I just scraped some of your data to show you that you can find points on the whole dataset, without using a sliding window (but you could, in theory):
- Local extrema (find peaks in raw data)
- Max Steepness (find peaks in 1st derivative)
- Inflexion points (find peaks in 2nd derivative)
First, let's have a look on calculating the derivatives:
import numpy as np
import pandas as pd
import matplotlib.pyplot as plt
df = pd.read_csv("Default Dataset.csv",
sep=';',
decimal=",",
header=None)
### Interpolate linearily ###
x_new = np.linspace(0, df[0].iloc[-1], 2000)

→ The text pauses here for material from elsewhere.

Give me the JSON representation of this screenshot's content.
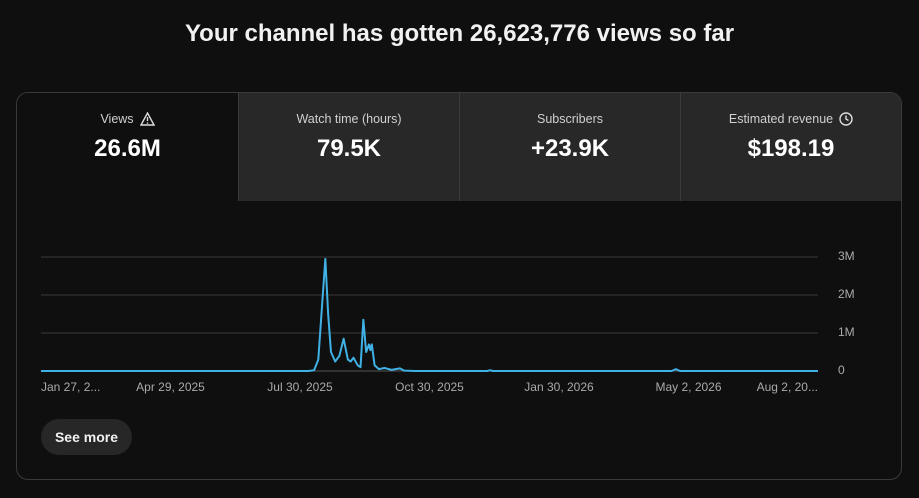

y_new = np.interp(x_new, df[0], df[1])
### First and second derivative ###
diff1 = np.insert(np.diff(y_new), 0, 0)
diff2 = np.insert(np.diff(diff1), 0, 0)
### Plot everything ###
plt.figure(figsize=(12,3))
plt.subplot(131)
plt.plot(x_new, y_new)
plt.subplot(132)
plt.plot(x_new, diff1)
plt.subplot(133)
plt.plot(x_new, diff2)
plt.tight_layout()
Here, I also interpolate to have an equal spacing between the datapoints.
Further, I insert a 0
at position 0
using the np.insert
function after the differentiation, to ensure the same shape as the raw data.

Next, we will find the peaks:
import peakutils as pu
ix_abs = pu.indexes(y_new, thres=0.5, min_dist=15)

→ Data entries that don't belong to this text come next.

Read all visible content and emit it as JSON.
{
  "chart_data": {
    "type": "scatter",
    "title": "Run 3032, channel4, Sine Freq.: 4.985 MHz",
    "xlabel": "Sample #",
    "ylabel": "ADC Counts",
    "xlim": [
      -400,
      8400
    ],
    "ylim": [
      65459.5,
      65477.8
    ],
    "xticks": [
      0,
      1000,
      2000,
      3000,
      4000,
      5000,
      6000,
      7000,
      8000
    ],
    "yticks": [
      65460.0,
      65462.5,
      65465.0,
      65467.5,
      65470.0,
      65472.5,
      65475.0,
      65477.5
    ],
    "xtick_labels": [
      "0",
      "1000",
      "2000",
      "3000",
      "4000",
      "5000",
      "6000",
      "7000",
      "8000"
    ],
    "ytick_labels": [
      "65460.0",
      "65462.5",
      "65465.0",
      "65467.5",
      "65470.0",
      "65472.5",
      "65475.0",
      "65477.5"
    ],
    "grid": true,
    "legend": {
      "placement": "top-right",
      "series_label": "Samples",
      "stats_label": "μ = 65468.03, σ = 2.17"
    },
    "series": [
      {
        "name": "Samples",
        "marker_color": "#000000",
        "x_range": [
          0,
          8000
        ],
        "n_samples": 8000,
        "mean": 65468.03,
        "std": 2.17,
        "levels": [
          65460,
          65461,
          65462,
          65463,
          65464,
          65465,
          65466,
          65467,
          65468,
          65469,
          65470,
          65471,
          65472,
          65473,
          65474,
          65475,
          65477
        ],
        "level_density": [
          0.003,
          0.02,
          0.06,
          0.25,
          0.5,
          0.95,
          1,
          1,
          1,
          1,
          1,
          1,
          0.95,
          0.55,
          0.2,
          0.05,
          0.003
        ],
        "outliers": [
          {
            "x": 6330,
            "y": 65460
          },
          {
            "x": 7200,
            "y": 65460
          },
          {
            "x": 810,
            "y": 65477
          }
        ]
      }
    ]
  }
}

ix_diff1 = pu.indexes(diff1, thres=0.5, min_dist=15)
ix_diff2 = pu.indexes(diff2, thres=0.5, min_dist=15)
plt.scatter(x_new[ix_abs], y_new[ix_abs], color='g', label='abs')
plt.scatter(x_new[ix_diff1], y_new[ix_diff1], color='r', label='first deriv')

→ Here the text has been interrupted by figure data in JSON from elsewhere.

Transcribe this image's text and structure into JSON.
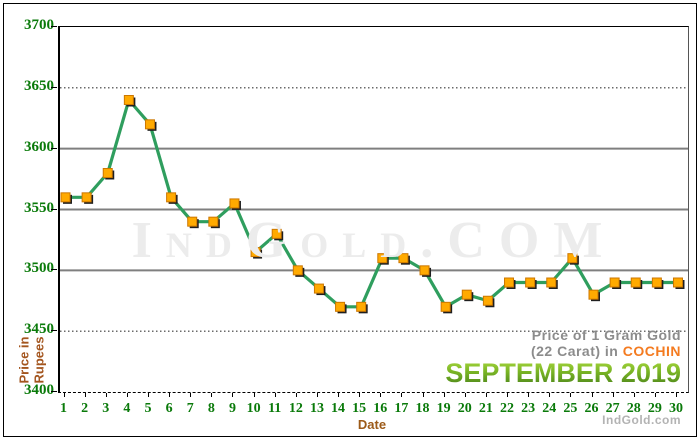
{
  "chart_data": {
    "type": "line",
    "title": "Price of 1 Gram Gold (22 Carat) in COCHIN - SEPTEMBER 2019",
    "categories": [
      1,
      2,
      3,
      4,
      5,
      6,
      7,
      8,
      9,
      10,
      11,
      12,
      13,
      14,
      15,
      16,
      17,
      18,
      19,
      20,
      21,
      22,
      23,
      24,
      25,
      26,
      27,
      28,
      29,
      30
    ],
    "series": [
      {
        "name": "Gold price per gram (22 carat), Rupees",
        "values": [
          3560,
          3560,
          3580,
          3640,
          3620,
          3560,
          3540,
          3540,
          3555,
          3515,
          3530,
          3500,
          3485,
          3470,
          3470,
          3510,
          3510,
          3500,
          3470,
          3480,
          3475,
          3490,
          3490,
          3490,
          3510,
          3480,
          3490,
          3490,
          3490,
          3490
        ]
      }
    ],
    "xlabel": "Date",
    "ylabel": "Price in Rupees",
    "ylim": [
      3400,
      3700
    ],
    "yticks": [
      3400,
      3450,
      3500,
      3550,
      3600,
      3650,
      3700
    ],
    "grid_dotted": [
      3450,
      3650
    ],
    "grid_solid": [
      3500,
      3550,
      3600
    ],
    "legend_position": "none",
    "line_color": "#2f9e5e",
    "marker_color": "#ffaa00",
    "marker_border_color": "#cc7700",
    "marker_shadow_color": "#1f1f1f"
  },
  "axis": {
    "ylabel_line1": "Price in",
    "ylabel_line2": "Rupees",
    "xlabel": "Date"
  },
  "watermark": "IndGold.COM",
  "branding": {
    "line1": "Price of 1 Gram Gold",
    "line2_prefix": "(22 Carat) in ",
    "city": "COCHIN",
    "period": "SEPTEMBER 2019",
    "footer": "IndGold.com"
  },
  "colors": {
    "axis_label_green": "#0a7a0a",
    "axis_title_brown": "#a3551e",
    "branding_gray": "#8c8c8c",
    "city_orange": "#f47b20",
    "period_green": "#5a9e1f",
    "gridline_gray": "#7f7f7f",
    "watermark_gray": "#ececec",
    "footer_gray": "#b3b3b3"
  }
}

plt.scatter(x_new[ix_diff2], y_new[ix_diff2], color='purple', label='second deriv')
plt.plot(x_new, y_new)
plt.legend(loc='best')

I am using the peakutils package, because it works nicely in almost all cases. You see that not all points that were indicated in your example were found. You can play around with different parameters for threshold
and minimum distance
to find a better solution. But this should be a good starting point for further research. Indeed, the minimum distance
parameter would give you the desired sliding window.